= The RD Crusaders =

British rock supergroup

The RD Crusaders is a supergroup band created by Roger Daltrey of the Who and newspaper publisher Richard Desmond in 2003. The group has raised several million in funds for charities including Teenage Cancer Trust and Norwood.

Their lineup varies but originally consisted of vocalists Roger Daltrey and Lulu, guitarist Russ Ballard (of Argent), bassist Rick Wills (of Foreigner and Bad Company), drummer Steve Smith, organist Zoot Money, and Richard Desmond.

==Activities==

The supergroup made their 2003 debut at a charity gig to benefit Teenage Cancer Trust at Ronnie Scott's Jazz Club in London. Band members and guests at that show included Roger Daltrey, Gary Moore, Greg Lake, Gary Brooker, Simon Townshend, Nick Newall, Sam Brown, Zoot Money and Richard Desmond. In 2010 the group was in talks to play a charity show in Hollywood, CA.

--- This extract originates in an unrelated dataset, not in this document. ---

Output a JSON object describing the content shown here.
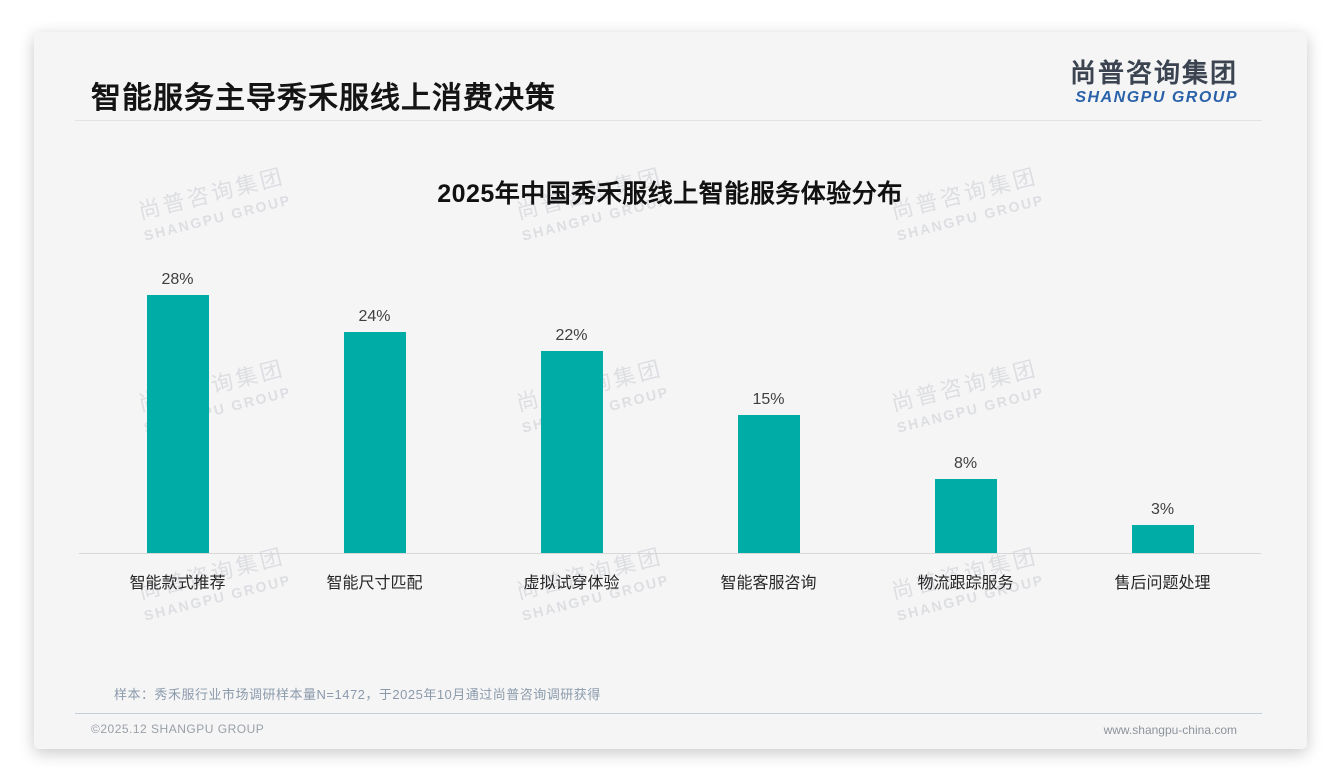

In 2006 the group held a concert and auction in Old Billingsgate Market which raised funds for the Evelina Children's Hospital Appeal. The lineup featured Richard Desmond, Roger Daltrey, Robert Plant, Elkie Brooks, Lulu, Greg Lake, Russ Ballard, Zoot Money, Simon Townshend, Steve Smith, Nick Newall, Nikki Lamborn (lead singer of Never The Bride), Steve Balsamo and Margot Buchanan. In 2008, they returned to said venue, this time raising funds for the Marie Curie Cancer Hospital. The show was attended by celebrities such as Elizabeth Hurley, Sarah, Duchess of York, Tania Bryer, and Trinny Woodall, among others.

In April 2010, Daltrey, Ballard and Desmond launched The RD Crusaders' WorkHub center for the Norwood charity, which offers support into work for people with learning disabilities.